Sherlock Holmes – ein neues Traumpaar
Unter der Regie von Guy Ritchie blühen auch die Darsteller auf. Robert Downey Jr. gibt erneut den überheblichen und selbstsicheren Chaoten, wiederholt aber niemals seine Iron Man-Nummer. Stattdessen entwickelt sich Sherlock Holmes schnell zu einem eigenständigen Charakter, dem man gern bei seinen Tätigkeiten zu schaut. Downey Jr. spielt aber teilweise so abgehoben, dass die Leistung von Jude Law gar nicht hoch genug einzuschätzen ist. Durch sein kühles, organisiertes Spiel erdet er nicht nur sich selbst, sondern auch Downey Jr. Zusammen sind die beiden ein Traumpaar sondergleichen. Die Kabbeleien zwischen Holmes und Watson sind super gespielt und unterhalten mehr als die ohnehin schon guten Actionszenen.
Prägnanteste Figur neben den beiden guten Hauptdarstellern ist die von Rachel McAdams verkörperte Irene Adler. Die talentierte McAdams gibt ihr zudem eine Aura des geheimnisvollen und meistert sowohl die galanten als auch unsicheren Momente ihrer Figur gleichermaßen stilvoll. Mark Strong hätte zwar auch das Talent um Downey Jr. und Law Paroli zu bieten, aber sein klischeehafter Lord Blackwood ist die größte Enttäuschung in der Figurenriege von Sherlock Holmes. Nennenswert sind zudem die eleganten Kelly Reilly als Watson Freundin Mary, sowie der oft unterschätzte Eddie Marsan, der als Inspektor oft Akzente setzt.
Sherlock Holmes könnte somit der perfekte Blockbuster sein, aber das Drehbuch verhindert dieses Prädikat mit allen Kräften. Spannung kommt eher selten auf und auch zum mitraten regt der Plot niemals an.
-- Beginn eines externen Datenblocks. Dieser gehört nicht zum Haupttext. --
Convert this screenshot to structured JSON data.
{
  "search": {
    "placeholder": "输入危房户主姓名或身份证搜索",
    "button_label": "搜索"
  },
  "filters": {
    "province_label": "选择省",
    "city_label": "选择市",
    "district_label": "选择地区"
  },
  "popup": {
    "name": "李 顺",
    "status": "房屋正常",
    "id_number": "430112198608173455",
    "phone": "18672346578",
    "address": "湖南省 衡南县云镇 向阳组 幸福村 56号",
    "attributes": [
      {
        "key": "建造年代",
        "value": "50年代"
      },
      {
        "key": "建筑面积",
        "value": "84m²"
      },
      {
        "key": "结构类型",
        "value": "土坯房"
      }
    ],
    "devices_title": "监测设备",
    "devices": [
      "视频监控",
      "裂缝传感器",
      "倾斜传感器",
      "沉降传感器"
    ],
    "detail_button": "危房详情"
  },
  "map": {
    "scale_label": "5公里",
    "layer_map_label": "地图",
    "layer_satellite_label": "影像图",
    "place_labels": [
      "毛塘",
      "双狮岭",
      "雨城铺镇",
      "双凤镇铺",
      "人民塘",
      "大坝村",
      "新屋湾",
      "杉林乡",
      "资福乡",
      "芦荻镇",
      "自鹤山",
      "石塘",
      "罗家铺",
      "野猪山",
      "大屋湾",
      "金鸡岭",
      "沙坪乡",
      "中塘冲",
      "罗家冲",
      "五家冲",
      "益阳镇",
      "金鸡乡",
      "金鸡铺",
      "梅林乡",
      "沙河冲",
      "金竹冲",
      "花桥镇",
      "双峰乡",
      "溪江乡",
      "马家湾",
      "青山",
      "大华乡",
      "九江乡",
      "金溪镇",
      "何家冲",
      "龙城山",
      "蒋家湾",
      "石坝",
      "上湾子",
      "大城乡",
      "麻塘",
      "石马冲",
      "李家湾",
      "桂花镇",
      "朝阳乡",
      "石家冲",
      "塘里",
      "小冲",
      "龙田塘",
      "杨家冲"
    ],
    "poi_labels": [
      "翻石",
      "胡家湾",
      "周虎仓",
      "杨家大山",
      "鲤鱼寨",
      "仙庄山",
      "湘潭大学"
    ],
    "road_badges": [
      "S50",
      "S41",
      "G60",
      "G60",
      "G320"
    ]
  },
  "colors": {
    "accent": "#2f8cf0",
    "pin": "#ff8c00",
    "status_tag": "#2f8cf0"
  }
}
Dazu sind die einzelnen Elemente teilweise viel zu weit hergeholt und auch die Motivation von Lord Blackwood zu schwach ausgearbeitet. Eine simplere aber spannendere Krimihandlung hätte Sherlock Holmes sicher besser zu Gesicht gestanden, als der mythisch angehauchte Murks, das dem werten Zuschauer vom Drehbuch vorgesetzt wird.
Sherlock Holmes – da wäre mehr drin gewesen
Wäre nicht die abgehobene Geschichte, hinterließe Sherlock Holmes sicher einen besseren Eindruck. Dennoch unterhält der Film bestens, was besonders an den spielfreudigen Schauspielern und der tollen Inszenierung von Guy Ritchie liegt. Zu empfehlen ist der modernisierte Kinoauftritt des englischen Meisterdetektiv gewiss, aber es bleibt zu hoffen, dass Sherlock Holmes 2 mit einer besseren Handlung punkten kann, ohne die Stärken des ersten Teils zu vernachlässigen.